Mas a terra é fértil. Todavia clama por que se cumpram princípios de austeridade e
exiguidade, que as palavras, as morfologias geometrizadas e os lagartos sejam
traçados com precisão cirúrgica…Entranham-se e deslizam, já se sabe. Atingem-nos,
havendo que destaca-los e autorizando-lhes relacionalidades inesperadas. Toda uma
história de sentidos concatenados, entre as indexações mais efetivas e as residuais
que se ramificam até se tornarem tão finas quanto as linhas de uma caligrafia bordada,
de caracteres tipográficos ou de grids de fios industriais finos, quase impercetíveis.
No caso de Ana Fernandes, agregam exotismos industriais, pois estes mecanismos
poéticos – quase inconscientes na receção estética - cresceram a partir de junções
heterotípicas.
Cheiram a terra no ar e em suas entranhas; pairam sobre as águas paradas e
fluídas; fogem do fogo: são lagartos.

A escultora segue a necessidade interior que pondera e apreende na obra a realizar:


como projeto, expandindo-se no espaço, como ideia – por um lado - e
foram/configuração em unidade – por outro. Identifica-se uma tríade, implícita no seu
processo criativo: ideia/conceção, material/substância e forma/configuração surgem as
peças bordadas ou enxutas (austeras sempre), produtos e objetos. As dualidades
triádicas instauram-se, instalam-se e adquirem a maior veemência e pregnância.

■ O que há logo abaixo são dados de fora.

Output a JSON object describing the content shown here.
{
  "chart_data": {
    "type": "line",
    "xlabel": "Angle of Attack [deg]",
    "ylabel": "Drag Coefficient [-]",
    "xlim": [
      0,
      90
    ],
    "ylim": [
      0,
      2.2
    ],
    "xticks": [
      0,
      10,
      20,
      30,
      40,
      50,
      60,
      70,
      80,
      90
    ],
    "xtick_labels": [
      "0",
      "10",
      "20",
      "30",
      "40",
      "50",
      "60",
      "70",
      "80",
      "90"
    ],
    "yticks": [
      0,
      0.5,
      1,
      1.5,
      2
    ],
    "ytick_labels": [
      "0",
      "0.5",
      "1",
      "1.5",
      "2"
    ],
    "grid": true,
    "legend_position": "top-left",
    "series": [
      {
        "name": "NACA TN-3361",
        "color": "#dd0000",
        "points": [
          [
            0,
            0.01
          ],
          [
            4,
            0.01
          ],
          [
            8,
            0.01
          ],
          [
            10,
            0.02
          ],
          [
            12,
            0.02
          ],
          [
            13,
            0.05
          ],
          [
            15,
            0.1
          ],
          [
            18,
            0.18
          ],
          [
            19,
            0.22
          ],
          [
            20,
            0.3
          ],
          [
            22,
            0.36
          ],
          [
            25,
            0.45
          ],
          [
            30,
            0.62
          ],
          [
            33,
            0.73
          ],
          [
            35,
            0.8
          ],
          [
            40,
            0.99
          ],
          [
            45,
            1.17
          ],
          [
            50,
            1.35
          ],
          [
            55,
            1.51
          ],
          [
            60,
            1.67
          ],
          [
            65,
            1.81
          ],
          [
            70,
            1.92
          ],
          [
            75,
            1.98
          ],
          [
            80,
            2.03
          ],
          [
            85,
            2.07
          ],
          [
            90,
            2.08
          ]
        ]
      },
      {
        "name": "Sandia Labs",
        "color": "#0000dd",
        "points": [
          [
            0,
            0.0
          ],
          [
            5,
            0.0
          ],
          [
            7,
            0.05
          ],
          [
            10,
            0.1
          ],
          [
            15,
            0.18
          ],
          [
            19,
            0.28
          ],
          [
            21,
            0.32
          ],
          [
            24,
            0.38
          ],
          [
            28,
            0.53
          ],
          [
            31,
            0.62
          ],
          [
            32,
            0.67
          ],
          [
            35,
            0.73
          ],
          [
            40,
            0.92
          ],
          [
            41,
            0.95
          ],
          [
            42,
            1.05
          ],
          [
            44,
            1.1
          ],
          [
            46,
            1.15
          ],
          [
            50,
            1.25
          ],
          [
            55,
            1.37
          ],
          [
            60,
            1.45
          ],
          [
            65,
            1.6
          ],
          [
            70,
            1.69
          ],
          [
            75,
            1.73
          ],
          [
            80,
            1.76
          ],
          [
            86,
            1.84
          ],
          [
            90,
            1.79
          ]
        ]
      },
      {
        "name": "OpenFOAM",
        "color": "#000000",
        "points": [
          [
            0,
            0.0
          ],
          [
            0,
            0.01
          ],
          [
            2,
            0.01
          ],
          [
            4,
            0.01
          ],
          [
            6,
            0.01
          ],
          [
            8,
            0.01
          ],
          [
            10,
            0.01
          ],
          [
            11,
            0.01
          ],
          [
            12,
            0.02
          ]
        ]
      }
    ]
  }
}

Acuidade visual das grafias e dos lagartos é notável: concilia filogénese e


ontogénese, pois claro.

As palavras descodificam-se mas isso nem sempre é preciso. Podem manter-se numa
condição de inominado e incompreensível que potencialize a imaginação dos
espectadores. Sabem-se em condição de serem desocultadas mais tarde ou mais
cedo, ultrapassando os seus âmbitos de significação mais literais e realojadas em
materiais surpreendentes. Assim como a figura do lagarto que fala com palavras
alojadas em tecidos metamórficos.
O lagarto é uma entidade simbólica; é arquetípico e mítico. Seduz ou suscita abjeção
nas pessoas, causa repúdio intrínseco ou provoca uma viagem a histórias de infância.

O lagarto é um animal domesticado sem perder a personalidade selvagem.

Olhar, nalguns casos, é difícil de dissociar do tocar. Quando se observa peças


tridimensionais, existe grande tentação de alisar a pele do mármore do Desterrado
(Soares dos Reis), de tocar na mancha de sangue escorregadio de Jaz morto e
arrefece o Menino de sua Mãe (Clara Menéres) ou de enrugar a pele da luva com
unhas de aparos de pena (Cruzeiro Seixas) e assim por diante. Assim sendo, porquê
espantar-se por lhe apetecer roçar o seu braço na pele fria (mas não viscosa) dos
lagartos bordados e corpóreos que sedentarizaram nesta exposição?

Eis que sabemos que os lagartos veem muito bem e gostam de ser acariciados
como se fossem crocodilos chiques.

A unidade existe nos objetos artísticos e estéticos de Ana Fernandes, convive e


dialoga, propiciando-nos a riqueza daquilo que é díspar e irreverente.